Montag, 17. Februar 2020

Euro-Krise Schuldenbremse statt Wirtschaftswachstum

Gelddrucken löst keine Probleme - die Politik scheint es langsam zu begreifen

Die auf dem EU-Gipfel beschlossene Schuldenbremse könnte helfen, die Euro-Krise zu bewältigen. Länder wie Schweden und die Schweiz haben dies bereits erfolgreich bewiesen. Das Wirtschaftswachstum bleibt dabei zunächst auf der Strecke, Anleger sollten sich eher in den Schwellenländern umsehen.

Hamburg - "Ich bin schon ganz groß und wiege 30 Tonnen; so viel wie ein Dinosaurier" sagt der Fünfjährige voller Überzeugung. Ähnlich realitätsnah waren die meisten Versuche zur angeblichen Rettung des Euro in den letzten eineinhalb Jahren.

Es wurde nämlich versucht, mit Methoden die sich bereits in Japan seit Jahrzehnten und in den USA in den vergangenen Jahren nicht bewährt hatten, dem Euro und der europäischen Wirtschaft Stabilität zu geben. Dass dies nur misslingen konnte, liegt angesichts der historischen Erfahrung in Japan und USA auf der Hand.

Der japanische Aktienindex hat vor ziemlich genau 22 Jahren, im Dezember 1989 seinen Höchststand bei 39.000 Punkten erreicht. Seither hat die japanische Regierung versucht, mit dauernden Konjunkturprogrammen der Wirtschaft neues Leben einzuhauchen. Als Ergebnis beträgt die Staatsverschuldung in Japan heute etwa 200 Prozent des Bruttoinlandsproduktes; der japanische Aktienindex notiert aktuell bei 8500 Punkten.

In den USA ist das Ergebnis des Gelddruckens in den vergangenen Jahren ebenso wenig überzeugend. Seit dem Amtsantritt von Präsident Barack Obama sind die Staatsschulden um 42 Prozent gestiegen.
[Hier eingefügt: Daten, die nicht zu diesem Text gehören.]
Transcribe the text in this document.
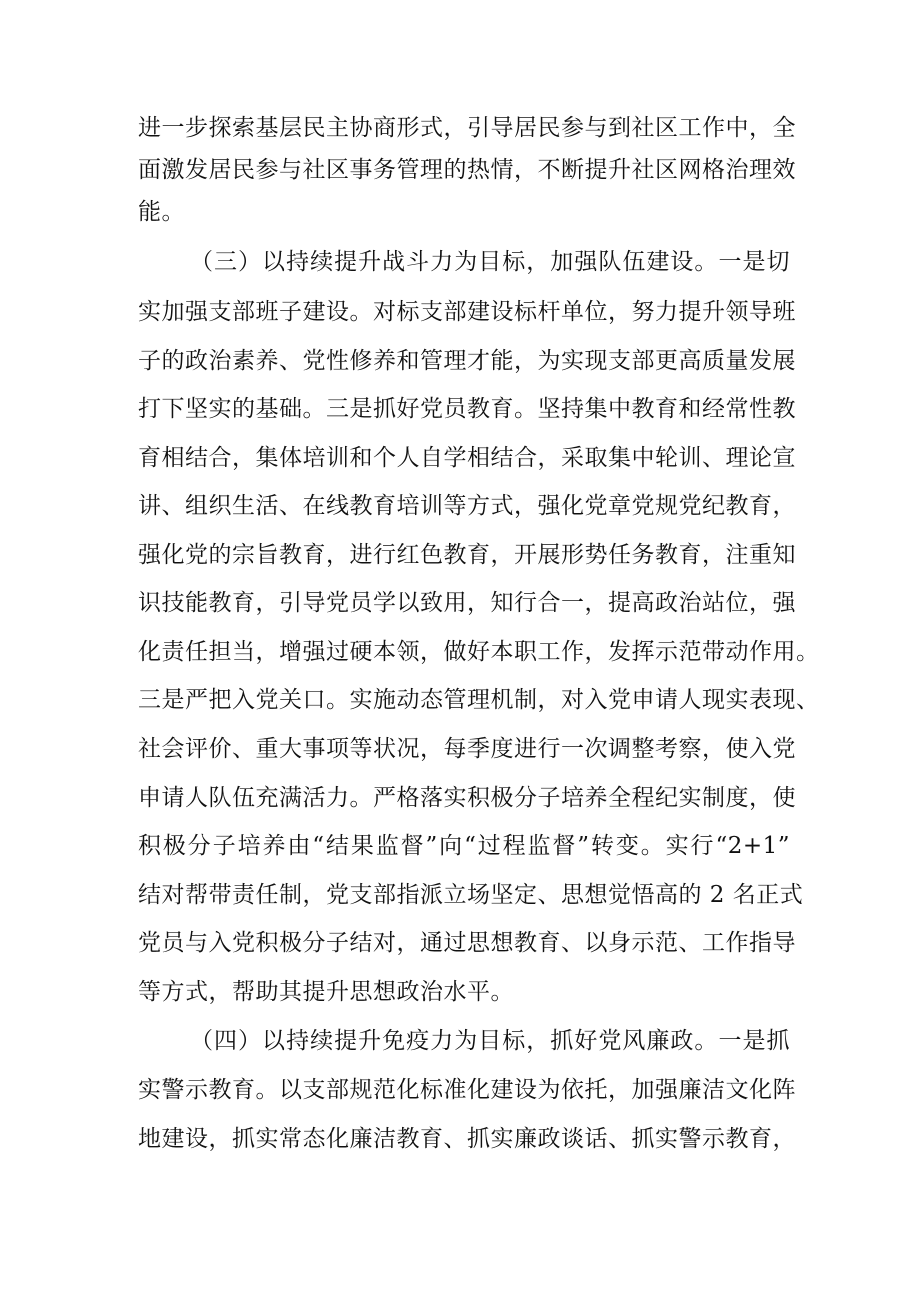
进一步探索基层民主协商形式，引导居民参与到社区工作中，全
面激发居民参与社区事务管理的热情，不断提升社区网格治理效
能。
（三）以持续提升战斗力为目标，加强队伍建设。一是切
实加强支部班子建设。对标支部建设标杆单位，努力提升领导班
子的政治素养、党性修养和管理才能，为实现支部更高质量发展
打下坚实的基础。三是抓好党员教育。坚持集中教育和经常性教
育相结合，集体培训和个人自学相结合，采取集中轮训、理论宣
讲、组织生活、在线教育培训等方式，强化党章党规党纪教育，
强化党的宗旨教育，进行红色教育，开展形势任务教育，注重知
识技能教育，引导党员学以致用，知行合一，提高政治站位，强
化责任担当，增强过硬本领，做好本职工作，发挥示范带动作用。
三是严把入党关口。实施动态管理机制，对入党申请人现实表现、
社会评价、重大事项等状况，每季度进行一次调整考察，使入党
申请人队伍充满活力。严格落实积极分子培养全程纪实制度，使
积极分子培养由“结果监督”向“过程监督”转变。实行“2+1”
结对帮带责任制，党支部指派立场坚定、思想觉悟高的 2 名正式
党员与入党积极分子结对，通过思想教育、以身示范、工作指导
等方式，帮助其提升思想政治水平。
（四）以持续提升免疫力为目标，抓好党风廉政。一是抓
实警示教育。以支部规范化标准化建设为依托，加强廉洁文化阵
地建设，抓实常态化廉洁教育、抓实廉政谈话、抓实警示教育，
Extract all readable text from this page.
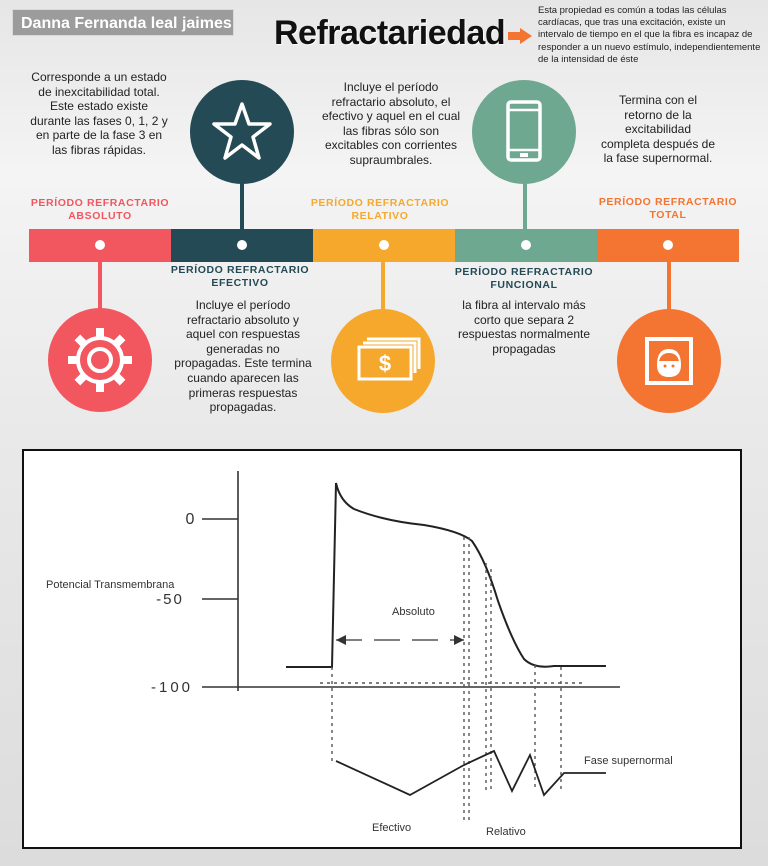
Danna Fernanda leal jaimes Refractariedad
Esta propiedad es común a todas las células cardíacas, que tras una excitación, existe un intervalo de tiempo en el que la fibra es incapaz de responder a un nuevo estímulo, independientemente de la intensidad de éste
$
PERÍODO REFRACTARIO
ABSOLUTO
PERÍODO REFRACTARIO
EFECTIVO
PERÍODO REFRACTARIO
RELATIVO
PERÍODO REFRACTARIO
FUNCIONAL
PERÍODO REFRACTARIO
TOTAL
Corresponde a un estado de inexcitabilidad total. Este estado existe durante las fases 0, 1, 2 y en parte de la fase 3 en las fibras rápidas.
Incluye el período refractario absoluto y aquel con respuestas generadas no propagadas. Este termina cuando aparecen las primeras respuestas propagadas.
Incluye el período refractario absoluto, el efectivo y aquel en el cual las fibras sólo son excitables con corrientes supraumbrales.
la fibra al intervalo más corto que separa 2 respuestas normalmente propagadas
Termina con el retorno de la excitabilidad completa después de la fase supernormal.
0
-50
-100
Potencial Transmembrana
Absoluto
Fase supernormal
Efectivo	Relativo
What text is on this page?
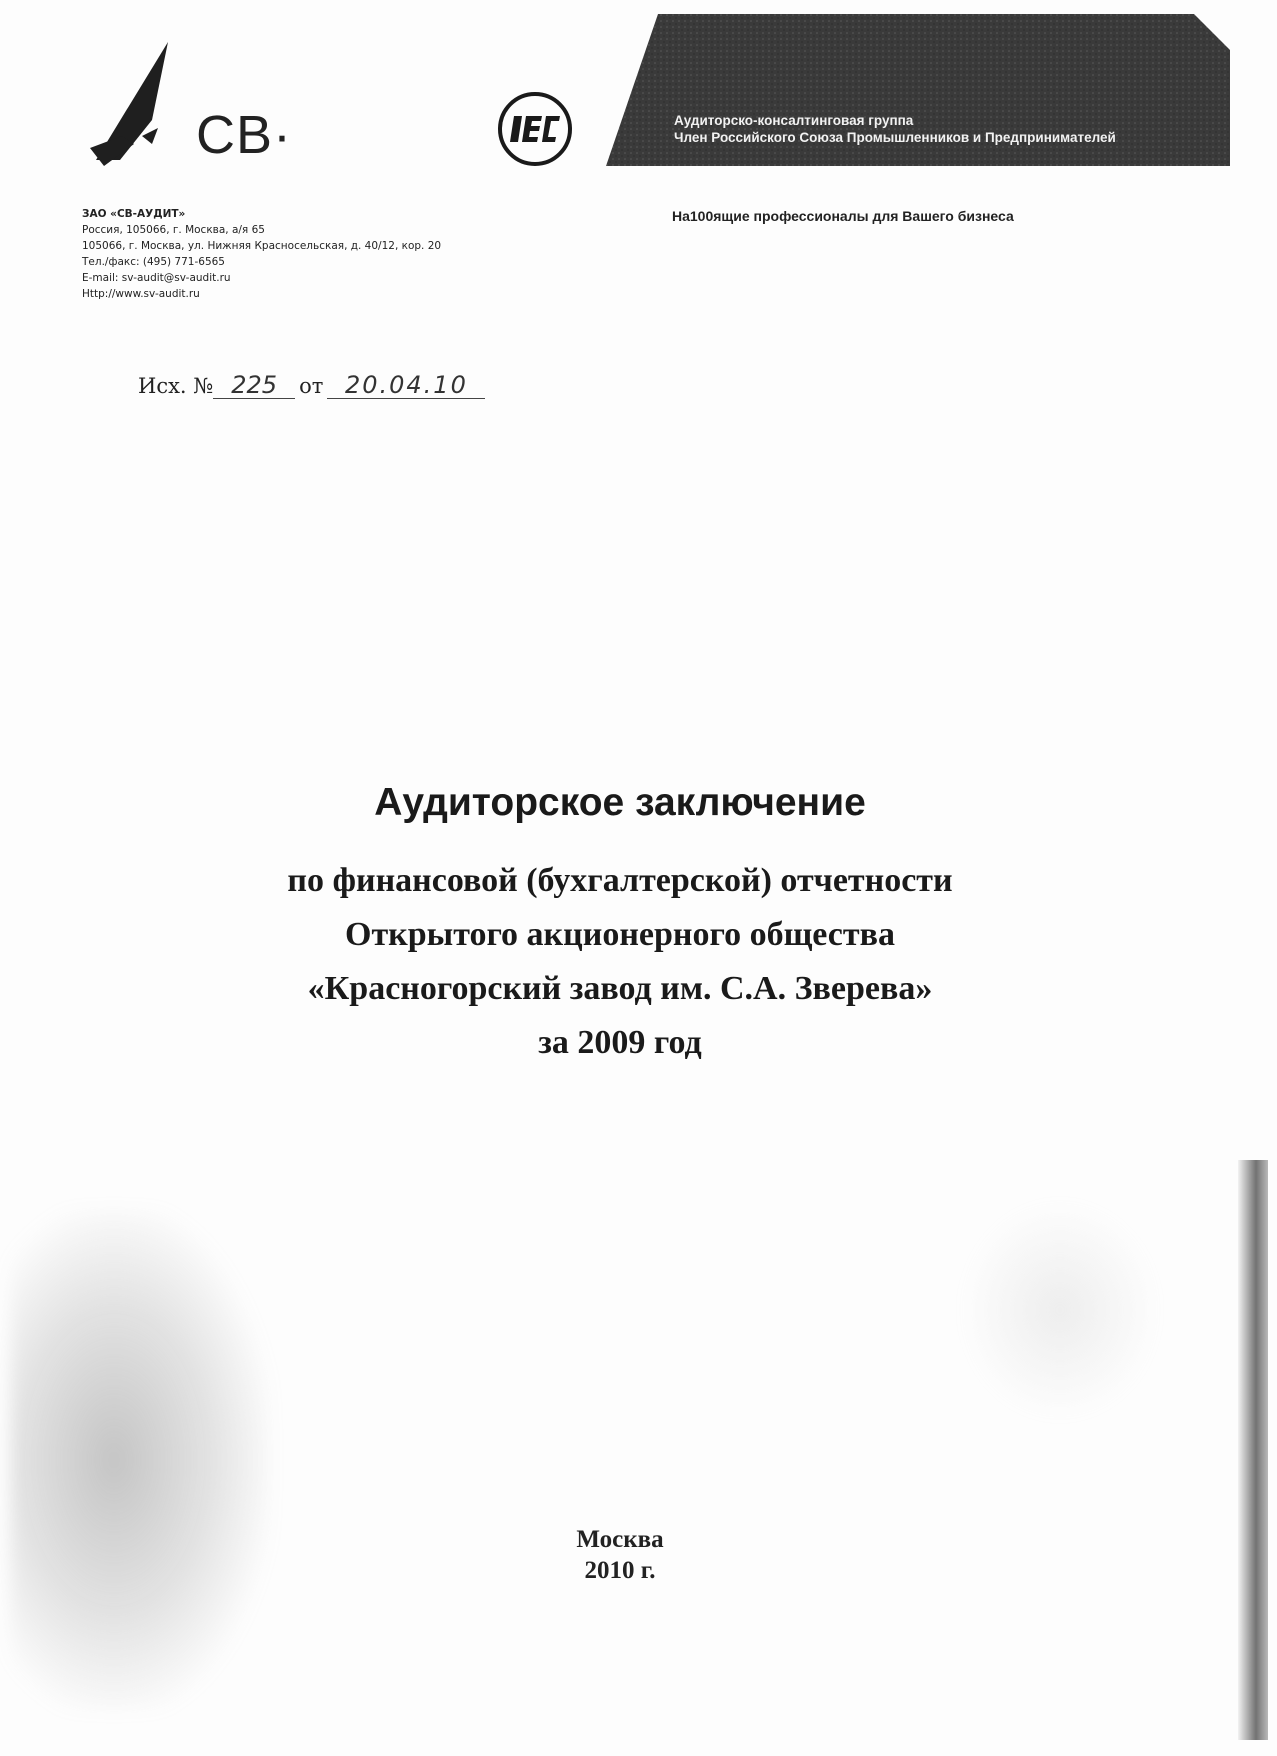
СВ·	Аудиторско-консалтинговая группа
Член Российского Союза Промышленников и Предпринимателей
На100ящие профессионалы для Вашего бизнеса
ЗАО «СВ-АУДИТ»
Россия, 105066, г. Москва, а/я 65
105066, г. Москва, ул. Нижняя Красносельская, д. 40/12, кор. 20
Тел./факс: (495) 771-6565
E-mail: sv-audit@sv-audit.ru
Http://www.sv-audit.ru
Исх. № 225 от 20.04.10
Аудиторское заключение
по финансовой (бухгалтерской) отчетности
Открытого акционерного общества
«Красногорский завод им. С.А. Зверева»
за 2009 год
Москва
2010 г.
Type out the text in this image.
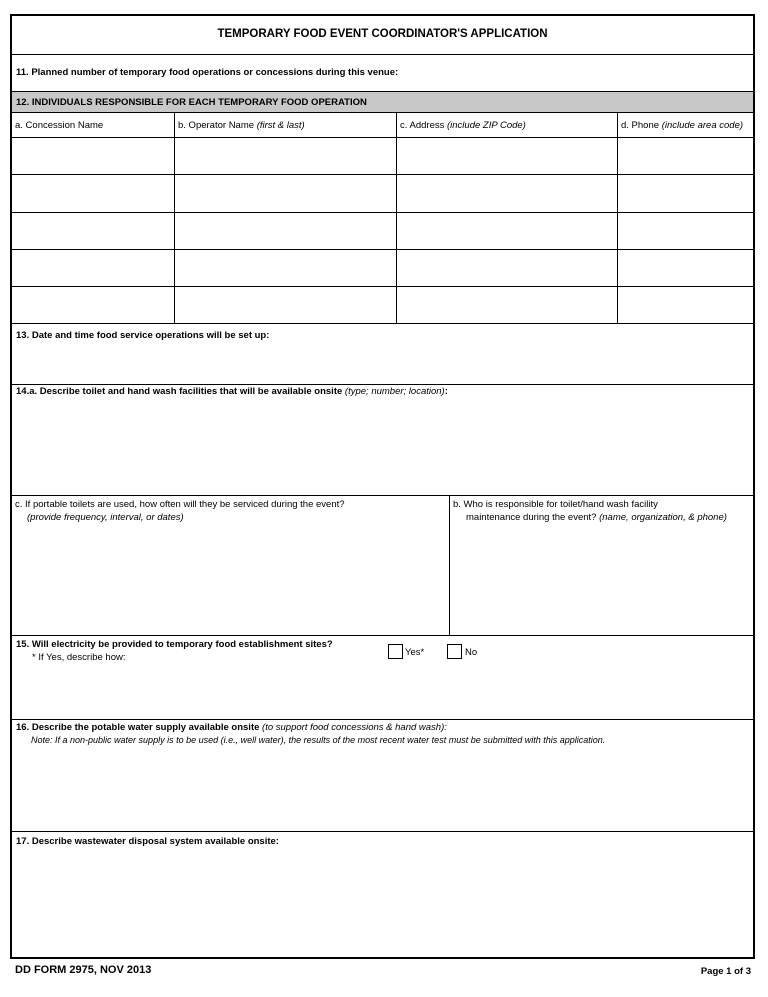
TEMPORARY FOOD EVENT COORDINATOR'S APPLICATION
11. Planned number of temporary food operations or concessions during this venue:
12. INDIVIDUALS RESPONSIBLE FOR EACH TEMPORARY FOOD OPERATION
a. Concession Name	b. Operator Name (first & last)	c. Address (include ZIP Code)	d. Phone (include area code)
13. Date and time food service operations will be set up:
14.a. Describe toilet and hand wash facilities that will be available onsite (type; number; location):
c. If portable toilets are used, how often will they be serviced during the event?
(provide frequency, interval, or dates)
b. Who is responsible for toilet/hand wash facility
maintenance during the event? (name, organization, & phone)
15. Will electricity be provided to temporary food establishment sites?
* If Yes, describe how:	Yes*	No
16. Describe the potable water supply available onsite (to support food concessions & hand wash):
Note: If a non-public water supply is to be used (i.e., well water), the results of the most recent water test must be submitted with this application.
17. Describe wastewater disposal system available onsite:
DD FORM 2975, NOV 2013	Page 1 of 3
Die Konjunkturprogramme der Regierung über viele Hundert Milliarden Dollar lassen gerade einmal einen Wachstumseffekt von 0,5 Prozent des Bruttoinlandsproduktes im Jahr 2011 erwarten. Die Arbeitslosigkeit steht nach wie vor bei etwa 9 Prozent. Etwa 16 Millionen Amerikaner sind arbeitslos. Der enorme Aufwand hat also so gut wie nichts gebracht. Die Schulden jedoch bleiben und es müssen dafür Zinsen bezahlt werden.

Vorbilder sind Schweden und die Schweiz

Zeitweise zeichnete sich auch bei uns eine Japanisierung der Wirtschaft ab, also eine Zunahme der Staatsschulden ohne nennenswertes Wirtschaftswachstum und damit ein Verlagern der Lasten auf künftige Generationen, ohne dass die jetzt Lebenden irgendetwas davon gehabt hätten.

Den maßgeblichen Politikern scheint auf dem Wege dahin einiges klar geworden zu sein: Keine Krankheit ist jemals durch die Zuführung neuer Bakterien geheilt worden. So führt auch weiteres Schuldenmachen ohne Abbau der Staatsdefizite in die sichere Stagnation wie in den USA und in Japan zu besichtigen.

Anstatt nun die törichten Steuerzahler in Deutschland, Österreich, Holland, Finnland und Estland weiter für mangelnde Haushaltsdisziplin in Südeuropa bezahlen zu lassen, hat man sich wohl lieber auf erfolgreiche andere Beispiele besonnen. Diese liegen vor der Haustüre, in Schweden und in der Schweiz.